LABELS = {"REAL": 0, "FAKE": 1}

import os
import cv2
import numpy as np

In [4]:

def extract_faces_from_video(video_path, label, cascade_classifier, frame_skip=20):
    """
    Estrae i volti da un video e li salva in una cartella.

    Args:
        video_path: Percorso del video.
        label: Etichetta del video (REAL o FAKE).
        cascade_classifier: Classificatore di volti.
        frame_skip: Numero di frame da saltare tra un'elaborazione e l'altra.
    """
    faces = []
    labels = []

    cap = cv2.VideoCapture(video_path)
    if not cap.isOpened():
        print(f"Errore nell'apertura del video: {video_path}")
        return np.array([]), np.array([])

    video_dir = os.path.dirname(video_path)
    faces_output_dir = os.path.join(os.path.dirname(video_dir), "faces")
    if not os.path.exists(faces_output_dir):
        print(f"Creazione della cartella faces: {faces_output_dir}")
        os.makedirs(faces_output_dir, exist_ok=True)
    print(f"Cartella faces confermata: {faces_output_dir}")
    frames_output_dir = os.path.join(os.path.dirname(video_dir), "frames")
    if not os.path.exists(frames_output_dir):
        print(f"Creazione della cartella frames: {frames_output_dir}")
        os.makedirs(frames_output_dir, exist_ok=True)
    print(f"Cartella frames confermata: {frames_output_dir}")
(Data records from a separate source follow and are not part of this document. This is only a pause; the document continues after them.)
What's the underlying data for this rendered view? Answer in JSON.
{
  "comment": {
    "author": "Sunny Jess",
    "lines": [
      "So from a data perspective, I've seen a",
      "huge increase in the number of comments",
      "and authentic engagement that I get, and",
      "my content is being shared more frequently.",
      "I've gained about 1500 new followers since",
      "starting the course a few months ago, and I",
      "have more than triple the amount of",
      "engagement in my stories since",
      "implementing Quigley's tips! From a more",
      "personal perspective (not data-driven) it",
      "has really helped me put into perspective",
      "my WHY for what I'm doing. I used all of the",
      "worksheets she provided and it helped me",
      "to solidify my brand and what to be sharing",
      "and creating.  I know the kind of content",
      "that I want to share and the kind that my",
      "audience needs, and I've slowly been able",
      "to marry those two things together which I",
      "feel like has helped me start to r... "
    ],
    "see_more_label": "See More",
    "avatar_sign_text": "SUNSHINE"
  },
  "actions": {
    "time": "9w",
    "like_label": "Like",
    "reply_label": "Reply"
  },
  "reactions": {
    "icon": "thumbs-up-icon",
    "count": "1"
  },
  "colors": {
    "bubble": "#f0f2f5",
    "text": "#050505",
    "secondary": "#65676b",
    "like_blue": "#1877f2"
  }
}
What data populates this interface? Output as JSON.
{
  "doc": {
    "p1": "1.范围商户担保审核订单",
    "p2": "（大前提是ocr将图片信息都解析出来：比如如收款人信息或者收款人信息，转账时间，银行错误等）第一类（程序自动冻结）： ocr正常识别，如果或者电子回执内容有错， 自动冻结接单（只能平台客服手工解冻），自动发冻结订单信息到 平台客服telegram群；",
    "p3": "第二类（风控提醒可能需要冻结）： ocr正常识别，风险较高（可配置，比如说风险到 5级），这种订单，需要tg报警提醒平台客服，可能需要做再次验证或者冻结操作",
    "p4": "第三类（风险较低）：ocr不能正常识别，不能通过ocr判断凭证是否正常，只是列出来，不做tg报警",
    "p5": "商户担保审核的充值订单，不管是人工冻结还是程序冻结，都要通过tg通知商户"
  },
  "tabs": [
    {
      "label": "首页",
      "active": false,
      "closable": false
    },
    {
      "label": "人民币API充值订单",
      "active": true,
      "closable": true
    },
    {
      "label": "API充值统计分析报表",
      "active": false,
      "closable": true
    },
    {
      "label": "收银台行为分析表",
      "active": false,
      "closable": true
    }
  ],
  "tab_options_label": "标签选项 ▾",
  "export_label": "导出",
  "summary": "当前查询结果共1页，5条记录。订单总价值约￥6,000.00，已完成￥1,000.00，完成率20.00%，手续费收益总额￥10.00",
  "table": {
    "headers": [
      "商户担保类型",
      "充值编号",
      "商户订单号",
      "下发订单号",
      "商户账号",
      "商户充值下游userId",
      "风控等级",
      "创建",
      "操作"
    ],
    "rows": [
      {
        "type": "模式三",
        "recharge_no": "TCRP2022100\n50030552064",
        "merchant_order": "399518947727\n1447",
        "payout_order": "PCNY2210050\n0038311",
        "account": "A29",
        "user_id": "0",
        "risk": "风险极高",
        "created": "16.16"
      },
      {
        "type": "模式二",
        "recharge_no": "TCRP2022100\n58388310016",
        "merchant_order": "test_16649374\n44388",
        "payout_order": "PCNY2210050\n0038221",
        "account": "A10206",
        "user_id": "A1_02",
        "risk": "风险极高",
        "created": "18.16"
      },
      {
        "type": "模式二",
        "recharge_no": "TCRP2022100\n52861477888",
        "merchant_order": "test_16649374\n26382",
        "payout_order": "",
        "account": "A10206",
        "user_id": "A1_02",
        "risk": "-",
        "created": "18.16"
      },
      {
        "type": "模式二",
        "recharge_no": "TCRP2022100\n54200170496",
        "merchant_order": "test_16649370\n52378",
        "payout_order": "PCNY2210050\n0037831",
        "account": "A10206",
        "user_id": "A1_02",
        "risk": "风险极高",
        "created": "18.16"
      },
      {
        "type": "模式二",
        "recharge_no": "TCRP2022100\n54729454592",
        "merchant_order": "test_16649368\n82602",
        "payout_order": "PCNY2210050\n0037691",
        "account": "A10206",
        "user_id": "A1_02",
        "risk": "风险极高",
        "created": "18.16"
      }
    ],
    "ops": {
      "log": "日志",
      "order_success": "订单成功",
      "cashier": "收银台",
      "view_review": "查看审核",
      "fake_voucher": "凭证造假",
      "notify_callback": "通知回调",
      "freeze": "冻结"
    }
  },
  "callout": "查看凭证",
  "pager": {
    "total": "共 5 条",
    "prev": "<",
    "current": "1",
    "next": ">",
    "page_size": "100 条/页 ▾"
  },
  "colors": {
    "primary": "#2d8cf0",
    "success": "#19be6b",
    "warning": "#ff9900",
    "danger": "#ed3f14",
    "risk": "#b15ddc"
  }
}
    video_file_name = os.path.splitext(os.path.basename(video_path))[0]
    frame_count = 0
    saved_frames = 0
    saved_faces = 0
    print(f"Inizio elaborazione video: {video_file_name}")

    while cap.isOpened():
        ret, frame = cap.read()
        if not ret:
            break

        #frame_output_path = os.path.join(frames_output_dir, f"{video_file_name}_{frame_count:03d}.jpeg")
        #if not cv2.imwrite(frame_output_path, frame):
        #    print(f"Errore nel salvataggio del frame: {frame_output_path}")
        saved_frames += 1

        if frame_count % frame_skip == 0:
            frame = cv2.resize(frame, (640, 480))
            gray = cv2.cvtColor(frame, cv2.COLOR_BGR2GRAY)
            faces_detected = cascade_classifier.detectMultiScale(gray, scaleFactor=1.3, minNeighbors=5)
            for i, (x, y, w, h) in enumerate(faces_detected):
                face = frame[y:y + h, x:x + w]
                face_resized = cv2.resize(face, (224, 224))
                face_output_path = os.path.join(faces_output_dir, f"{video_file_name}_{frame_count:03d}_face{i}.jpeg")
                if cv2.imwrite(face_output_path, face_resized):
                    faces.append(face_resized)
                    labels.append(label)
                    saved_faces += 1
                else:
                    print(f"Errore nel salvataggio della faccia: {face_output_path}")

        frame_count += 1
    cap.release()
    print(f"Video {video_file_name} elaborato: {saved_frames} frames salvati, {saved_faces} facce salvate.")
    return np.array(faces), np.array(labels)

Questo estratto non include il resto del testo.